A Streetcar Named Desire (1951 Film) - Plot

Plot

Blanche DuBois (Vivien Leigh) is a fading, but nevertheless attractive Southern belle, whose pretensions to virtue and culture only thinly mask her alcoholism and delusions of grandeur. Her poise is an illusion she presents to shield others, and most of all herself, from reality to try to make herself still attractive to new male suitors. Blanche arrives from her hometown of Auriol, Mississippi at the apartment of her sister, Stella Kowalski (Kim Hunter), in the French Quarter of New Orleans, on Elysian Fields Avenue. The local transportation that she takes to arrive there includes a streetcar route named "Desire." The steamy, urban ambiance is a shock to Blanche's nerves.

Explaining that her ancestral southern plantation, Belle Reve in Auriol, Mississippi, has been "lost" due to the "epic fornications" of her ancestors, Blanche is welcomed with some trepidation by Stella, who fears the reaction of her husband, Stanley Kowalski (Marlon Brando). Blanche says her supervisor gave her time off her job as an English teacher because of her upset nerves. In truth, however, she was fired for having an affair with a 17-year-old male student. This turns out not to be the only seduction she had engaged in — and these problems led Blanche to run away from Auriol. A brief marriage scarred by the suicide of her spouse, Allan Grey, has led Blanche to live in a world in which her fantasies and illusions are seamlessly mixed with her reality.

In contrast to both the self-effacing and deferential Stella and the pretentious refinement of Blanche, Stanley is a force of nature: primal, rough-hewn, brutish and sensual. He dominates Stella in every way and is physically and emotionally abusive. Stella tolerates his behavior as this is part of what attracted her in the first place. Their love and relationship is heavily based on powerful, even animalistic, sexual chemistry - something that Blanche says that she finds impossible to understand, despite long glances of admiration and lust towards Stanley. The arrival of Blanche upsets her sister's and brother-in-law's system of mutual dependence. Stella's concern for her sister's well-being emboldens Blanche to hold court in the Kowalski apartment, infuriating Stanley and leading to conflict in his relationship with his wife. Stanley's friend and Blanche's would-be suitor, Harold "Mitch" Mitchell (Karl Malden), is trampled as Blanche and Stanley head for a collision course. Stanley discovers Blanche's past through a co-worker who travels to Auriol frequently. He confronts Blanche with the things she has been trying to put behind her, partly out of concern that her character flaws may be damaging to the lives of those in her new home (just as they were in Auriol), and partly due to resentment of her airs of superiority toward him and a distaste for pretense in general. However, his attempts to "unmask" her are predictably cruel and violent.

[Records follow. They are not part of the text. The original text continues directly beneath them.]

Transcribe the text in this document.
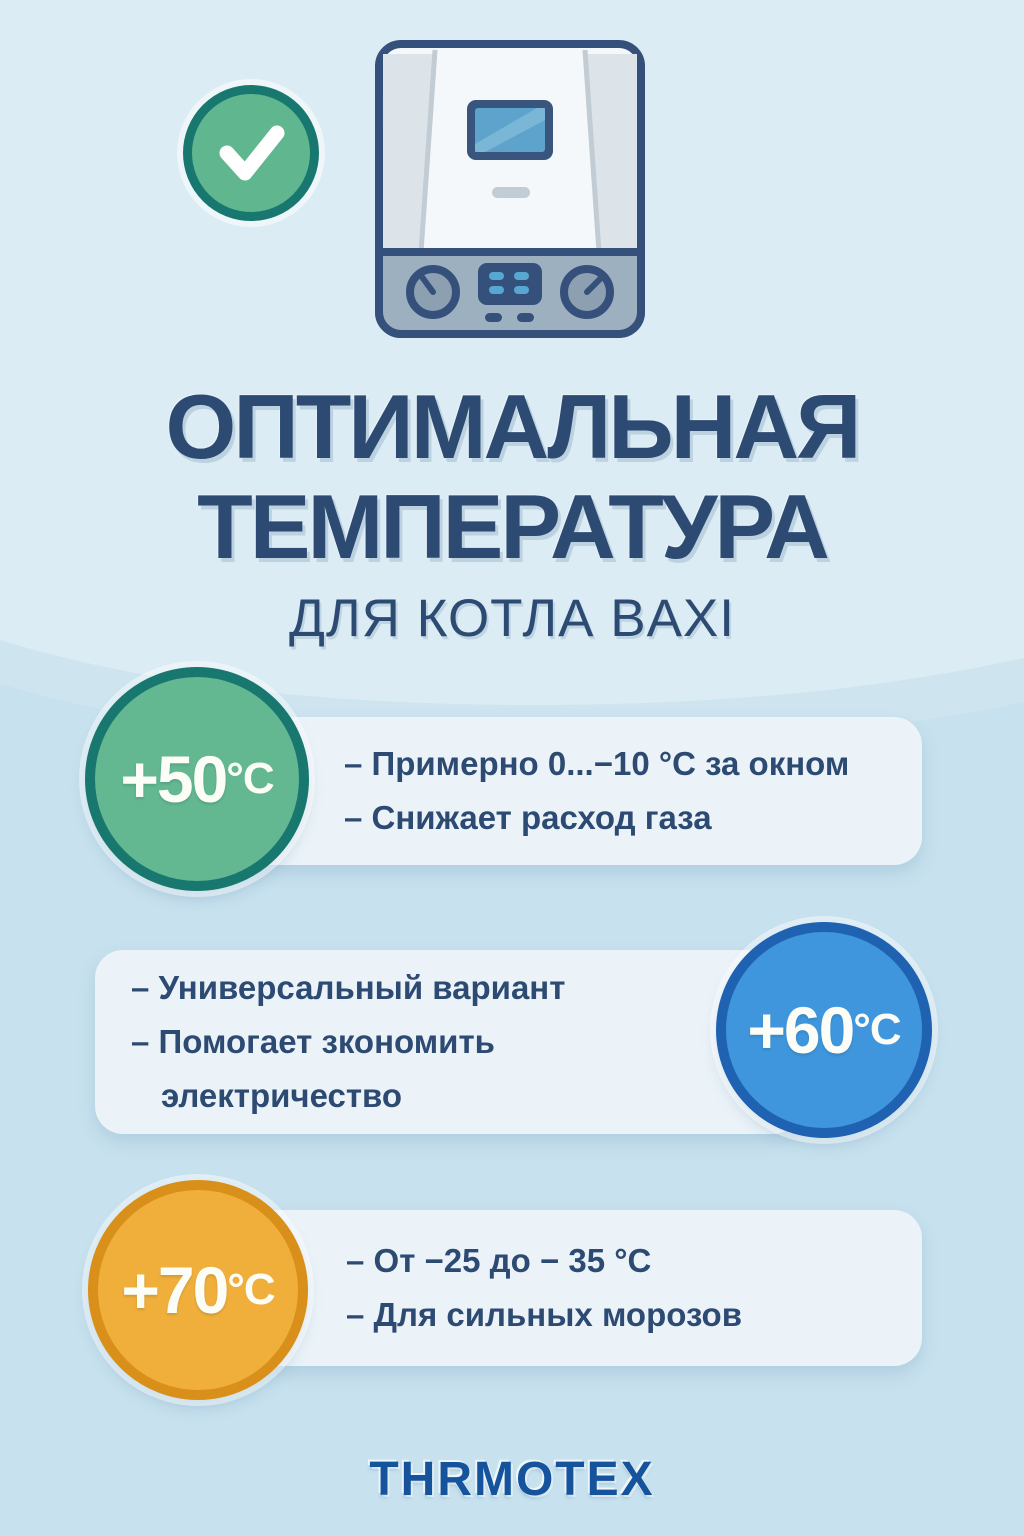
ОПТИМАЛЬНАЯ
ТЕМПЕРАТУРА
ДЛЯ КОТЛА BAXI
– Примерно 0...−10 °C за окном
– Снижает расход газа
+50 °C
– Универсальный вариант
– Помогает зкономить
электричество
+60 °C
– От −25 до − 35 °C
– Для сильных морозов
+70 °C
THRMOTEX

Their final confrontation — a rape — results in Blanche's nervous breakdown. Stanley has her committed to a mental institution. Mitch, knowing that Stanley raped Blanche and had her committed to a mental institution, lashes out and punches Stanley but is then held back by the other men, and he starts to weep. As the other men stare at Stanley, he claims he "never once touched her".

Devastated with her sister's fate, Stella weeps and rejects Stanley's intention to comfort her and pushes him away. Stella runs out to see Blanche off, but is too late, as the car Blanche left in has already gone. As he cries her name once more ("Stella! Hey, Stella!"), Stella clings to her child and vows that she is "never going back" to Stanley again. She goes upstairs once more in order to seek refuge with her neighbor, Eunice (Peg Hillias), as Stanley continues to call her name.